Some scientists have said that the huge quantities of methane-rich hydrates kept stable by low temperature and high pressure on the seafloor or below the Arctic could become an important fuel for the future. Methane is the main component of natural gas. Every cubic meter of gas hydrate, which is a solid crystalline structure in its natural state, releases as much as 160 cubic meters of gas.

Zhang was quoted as saying that initial estimates indicated that the potential volume of gas hydrates on the continential shelf in the area tapped by China last month was equivalent to more than 100 million metric tons of oil — about one-third of China's annual oil consumption. However, he added that because it was difficult to produce a continuous gas flow from hydrates, China might not be in position to develop the resource for many more years.

Meanwhile, China and the Southeast Asian states bordering the South China Sea are going further offshore in their search for more oil and conventional gas deposits. In June 2006, China's top offshore oil and gas producer, state-owned CNOOC Ltd, and Canada's Husky Energy announced that they had found a giant gas field in the northern sector of the South China Sea. Husky, controlled by Hong Kong tycoon Li Ka-shing, said the field could contain up to 6 trillion cubic feet of recoverable resources, adding around 7 percent to China's total gas reserves.

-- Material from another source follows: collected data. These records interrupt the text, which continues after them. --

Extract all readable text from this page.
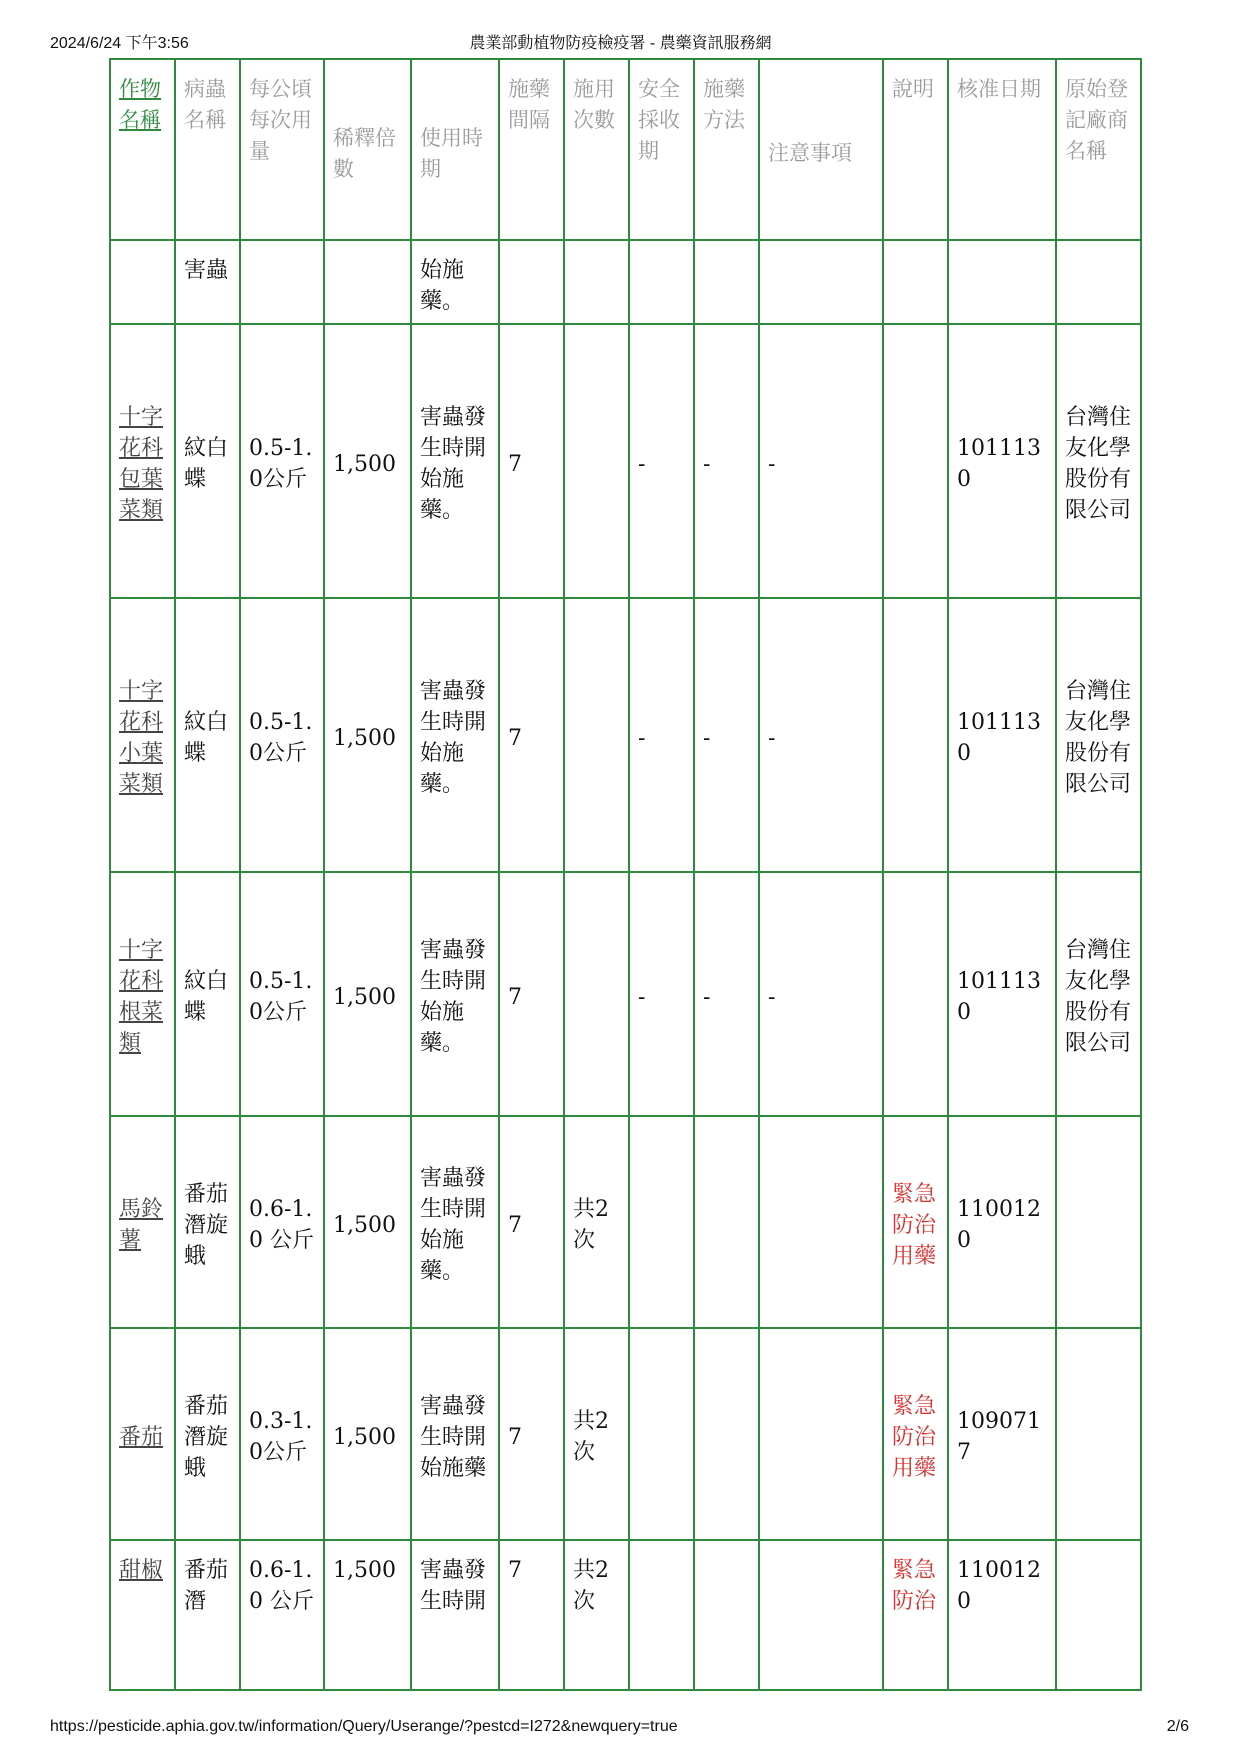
2024/6/24 下午3:56	農業部動植物防疫檢疫署 - 農藥資訊服務網
作物名稱	病蟲名稱	每公頃每次用量	稀釋倍數	使用時期	施藥間隔	施用次數	安全採收期	施藥方法	注意事項	說明	核准日期	原始登記廠商名稱
	害蟲			始施藥。								
十字花科包葉菜類	紋白蝶	0.5-1.0公斤	1,500	害蟲發生時開始施藥。	7		-	-	-		1011130	台灣住友化學股份有限公司
十字花科小葉菜類	紋白蝶	0.5-1.0公斤	1,500	害蟲發生時開始施藥。	7		-	-	-		1011130	台灣住友化學股份有限公司
十字花科根菜類	紋白蝶	0.5-1.0公斤	1,500	害蟲發生時開始施藥。	7		-	-	-		1011130	台灣住友化學股份有限公司
馬鈴薯	番茄潛旋蛾	0.6-1.0 公斤	1,500	害蟲發生時開始施藥。	7	共2次				緊急防治用藥	1100120	
番茄	番茄潛旋蛾	0.3-1.0公斤	1,500	害蟲發生時開始施藥	7	共2次				緊急防治用藥	1090717	
甜椒	番茄潛	0.6-1.0 公斤	1,500	害蟲發生時開	7	共2次				緊急防治	1100120	
https://pesticide.aphia.gov.tw/information/Query/Userange/?pestcd=I272&newquery=true	2/6
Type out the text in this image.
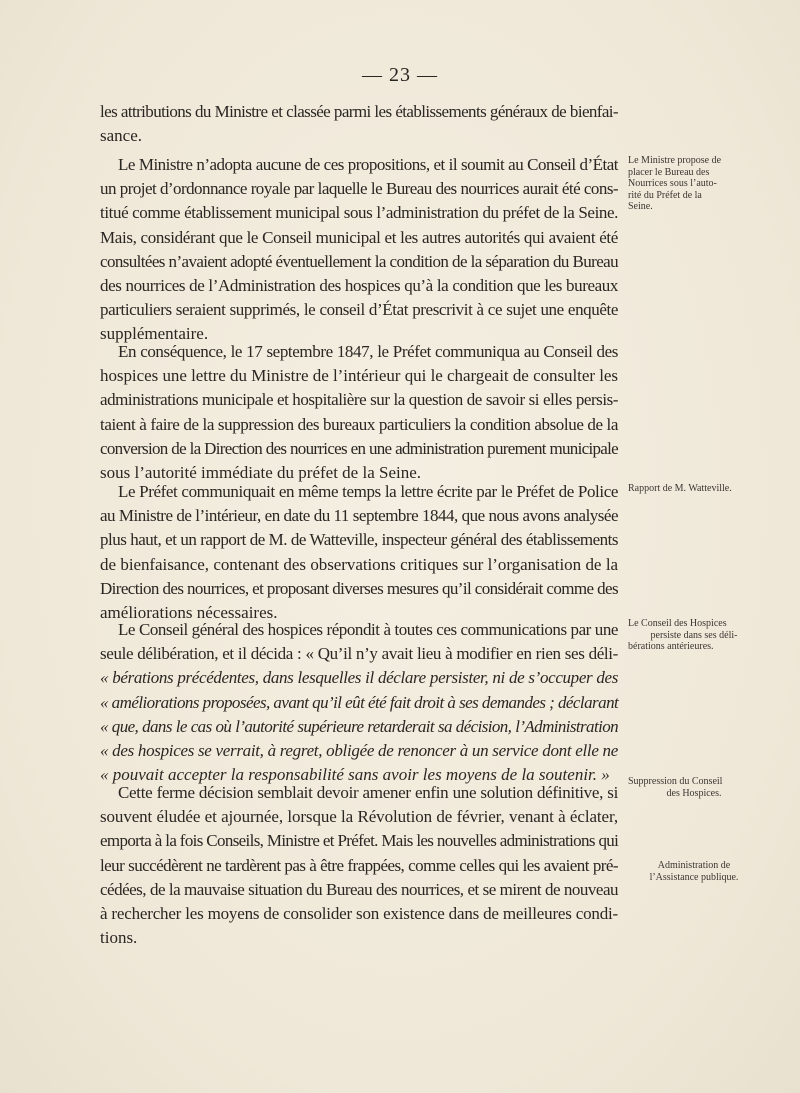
— 23 —
les attributions du Ministre et classée parmi les établissements généraux de bienfai-
sance.
Le Ministre n’adopta aucune de ces propositions, et il soumit au Conseil d’État
un projet d’ordonnance royale par laquelle le Bureau des nourrices aurait été cons-
titué comme établissement municipal sous l’administration du préfet de la Seine.
Mais, considérant que le Conseil municipal et les autres autorités qui avaient été
consultées n’avaient adopté éventuellement la condition de la séparation du Bureau
des nourrices de l’Administration des hospices qu’à la condition que les bureaux
particuliers seraient supprimés, le conseil d’État prescrivit à ce sujet une enquête
supplémentaire.
En conséquence, le 17 septembre 1847, le Préfet communiqua au Conseil des
hospices une lettre du Ministre de l’intérieur qui le chargeait de consulter les
administrations municipale et hospitalière sur la question de savoir si elles persis-
taient à faire de la suppression des bureaux particuliers la condition absolue de la
conversion de la Direction des nourrices en une administration purement municipale
sous l’autorité immédiate du préfet de la Seine.
Le Préfet communiquait en même temps la lettre écrite par le Préfet de Police
au Ministre de l’intérieur, en date du 11 septembre 1844, que nous avons analysée
plus haut, et un rapport de M. de Watteville, inspecteur général des établissements
de bienfaisance, contenant des observations critiques sur l’organisation de la
Direction des nourrices, et proposant diverses mesures qu’il considérait comme des
améliorations nécessaires.
Le Conseil général des hospices répondit à toutes ces communications par une
seule délibération, et il décida : « Qu’il n’y avait lieu à modifier en rien ses déli-
« bérations précédentes, dans lesquelles il déclare persister, ni de s’occuper des
« améliorations proposées, avant qu’il eût été fait droit à ses demandes ; déclarant
« que, dans le cas où l’autorité supérieure retarderait sa décision, l’Administration
« des hospices se verrait, à regret, obligée de renoncer à un service dont elle ne
« pouvait accepter la responsabilité sans avoir les moyens de la soutenir. »
Cette ferme décision semblait devoir amener enfin une solution définitive, si
souvent éludée et ajournée, lorsque la Révolution de février, venant à éclater,
emporta à la fois Conseils, Ministre et Préfet. Mais les nouvelles administrations qui
leur succédèrent ne tardèrent pas à être frappées, comme celles qui les avaient pré-
cédées, de la mauvaise situation du Bureau des nourrices, et se mirent de nouveau
à rechercher les moyens de consolider son existence dans de meilleures condi-
tions.
Le Ministre propose de
placer le Bureau des
Nourrices sous l’auto-
rité du Préfet de la
Seine.
Rapport de M. Watteville.
Le Conseil des Hospices
persiste dans ses déli-
bérations antérieures.
Suppression du Conseil
des Hospices.
Administration de
l’Assistance publique.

Significantly, it was China's first deep-water petroleum discovery. The exploration well was drilled 155 miles south of Hong Kong at a depth of 4,920 feet. Husky plans to drill more wells to delineate its gas reservoir, starting later this year.

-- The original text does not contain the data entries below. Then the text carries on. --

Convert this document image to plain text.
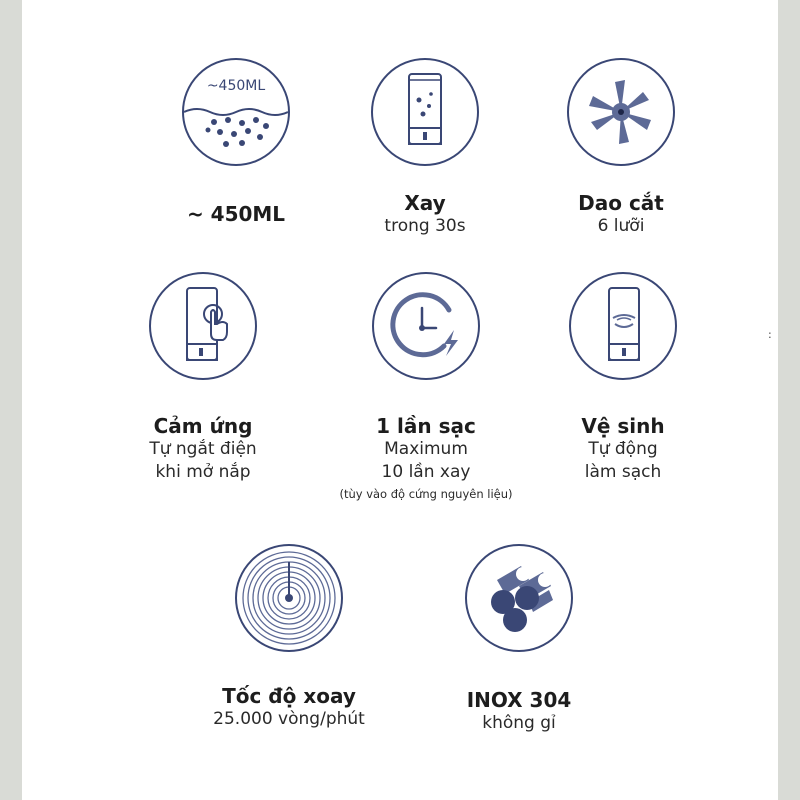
~450ML
~ 450ML	Xay
trong 30s
Dao cắt
6 lưỡi
Cảm ứng
Tự ngắt điện
khi mở nắp
1 lần sạc
Maximum
10 lần xay
(tùy vào độ cứng nguyên liệu)
Vệ sinh
Tự động
làm sạch
Tốc độ xoay
25.000 vòng/phút
INOX 304
không gỉ
:
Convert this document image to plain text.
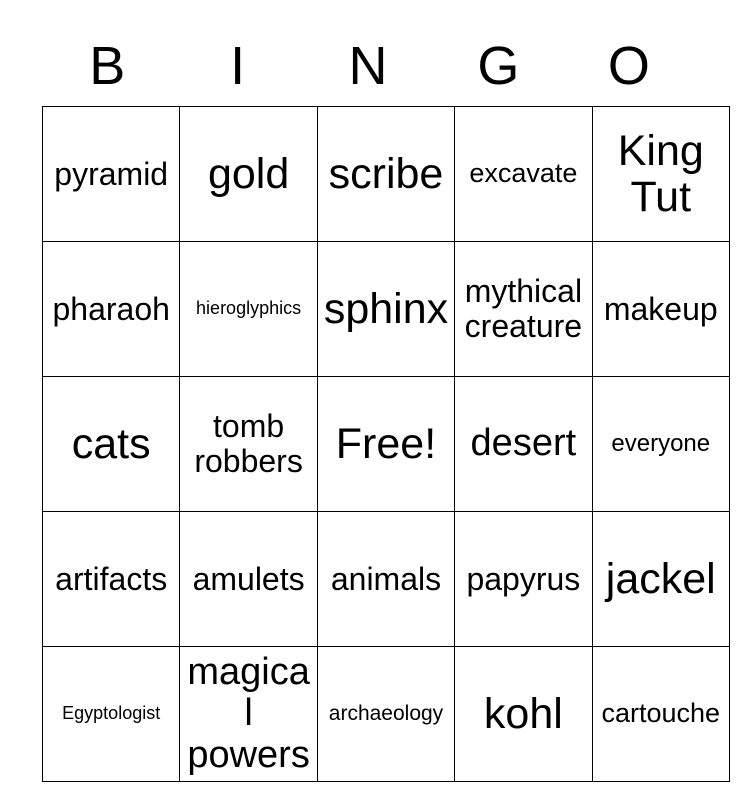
B	I	N	G	O
pyramid	gold	scribe	excavate	King Tut
pharaoh	hieroglyphics	sphinx	mythical creature	makeup
cats	tomb robbers	Free!	desert	everyone
artifacts	amulets	animals	papyrus	jackel
Egyptologist	magical powers	archaeology	kohl	cartouche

China, the world's second-largest energy consumer after the U.S., wants to increase its gas consumption to reduce heavy reliance on coal, which causes serious air pollution. Southeast Asian countries are also turning to clean-burning gas in a big way to generate electricity and for industrial and home use. Natural gas use among Asian countries is forecast to rise by about 4.5 percent annually on average until 2025 — faster than any other fuel — with almost half of the increase coming from China. If this growth rate is maintained, Asian demand will exceed 21 trillion cubic feet, nearly triple current consumption, by 2025.

The South China Sea, which covers an area of more than one million square miles, is considered to have greater gas than oil potential. Most of the hydrocarbon fields explored in the South China Sea areas of Brunei, Indonesia, Malaysia, the Philippines, Thailand and Vietnam, as well as China, contain gas, not oil. Estimates by the U.S. Geological Survey indicate that between 60 percent and 70 percent of the region's hydrocarbon resources are gas. Even so, the South China Sea has proven reserves of around seven billion barrels of oil and a production rate of about 2.5 million barrels per day.

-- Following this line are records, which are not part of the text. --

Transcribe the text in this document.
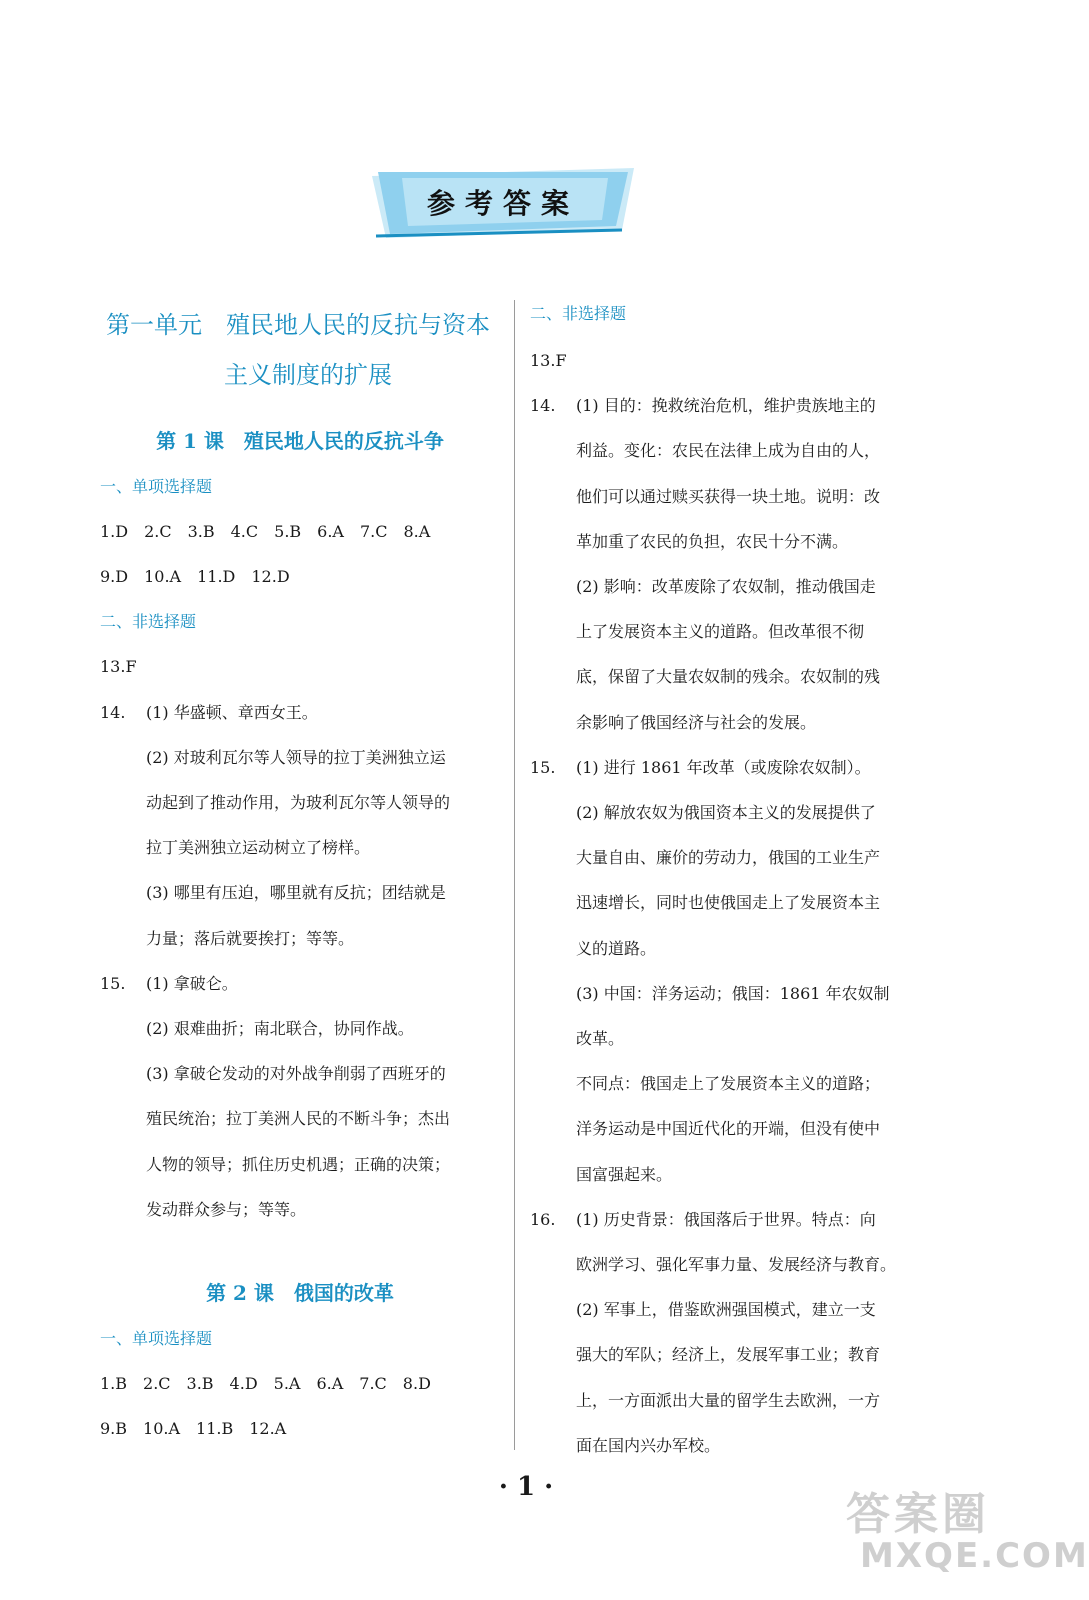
参考答案

第一单元　殖民地人民的反抗与资本

主义制度的扩展

第 1 课　殖民地人民的反抗斗争

一、单项选择题

1.D　2.C　3.B　4.C　5.B　6.A　7.C　8.A

9.D　10.A　11.D　12.D

二、非选择题

13.F

14. (1) 华盛顿、章西女王。

(2) 对玻利瓦尔等人领导的拉丁美洲独立运

动起到了推动作用，为玻利瓦尔等人领导的

拉丁美洲独立运动树立了榜样。

(3) 哪里有压迫，哪里就有反抗；团结就是

力量；落后就要挨打；等等。

15. (1) 拿破仑。

(2) 艰难曲折；南北联合，协同作战。

(3) 拿破仑发动的对外战争削弱了西班牙的

殖民统治；拉丁美洲人民的不断斗争；杰出

人物的领导；抓住历史机遇；正确的决策；

发动群众参与；等等。

第 2 课　俄国的改革

一、单项选择题

1.B　2.C　3.B　4.D　5.A　6.A　7.C　8.D

9.B　10.A　11.B　12.A

二、非选择题

13.F

14. (1) 目的：挽救统治危机，维护贵族地主的

利益。变化：农民在法律上成为自由的人，

他们可以通过赎买获得一块土地。说明：改

革加重了农民的负担，农民十分不满。

(2) 影响：改革废除了农奴制，推动俄国走

上了发展资本主义的道路。但改革很不彻

底，保留了大量农奴制的残余。农奴制的残

余影响了俄国经济与社会的发展。

15. (1) 进行 1861 年改革（或废除农奴制）。

(2) 解放农奴为俄国资本主义的发展提供了

大量自由、廉价的劳动力，俄国的工业生产

迅速增长，同时也使俄国走上了发展资本主

义的道路。

(3) 中国：洋务运动；俄国：1861 年农奴制

改革。

不同点：俄国走上了发展资本主义的道路；

洋务运动是中国近代化的开端，但没有使中

国富强起来。

16. (1) 历史背景：俄国落后于世界。特点：向

欧洲学习、强化军事力量、发展经济与教育。

(2) 军事上，借鉴欧洲强国模式，建立一支

强大的军队；经济上，发展军事工业；教育

上，一方面派出大量的留学生去欧洲，一方

面在国内兴办军校。

· 1 ·
答案圈
MXQE.COM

From being a net exporter of oil in 1993, China today relies on foreign supplies for about half the oil it uses. It is also becoming a major gas importer. For reasons of energy security, China has placed a high priority on getting as much of its future oil and gas as possible from within its land territory, from offshore zones, or as close to home as possible, including Russia and Central Asia. It is expanding its offshore energy search.

PetroChina, an arm of China's biggest oil producer, announced in March 2006 that it would be turning its attention to the southern sector of the South China Sea in the next few years. This is the politically sensitive zone where most of the overlapping maritime boundary claims lie. "We are now doing the preliminary work to develop fields in the southern part of the South China Sea area, and major breakthroughs will be expected during the following five years," Hu Wenrui, PetroChina's vice president, told an oil and gas summit in Beijing. He declined to elaborate.

But as Southeast Asian governments and the energy companies working for them push deeper into the South China Sea in their hunt for more gas and oil, they can only hope that China's southward push will lead to better cooperation, not confrontation.

Michael Richardson, a former Asia editor of the International Herald Tribune, is an energy and security specialist at the Institute of South East Asian Studies in Singapore. He wrote this commentary for The Advertiser.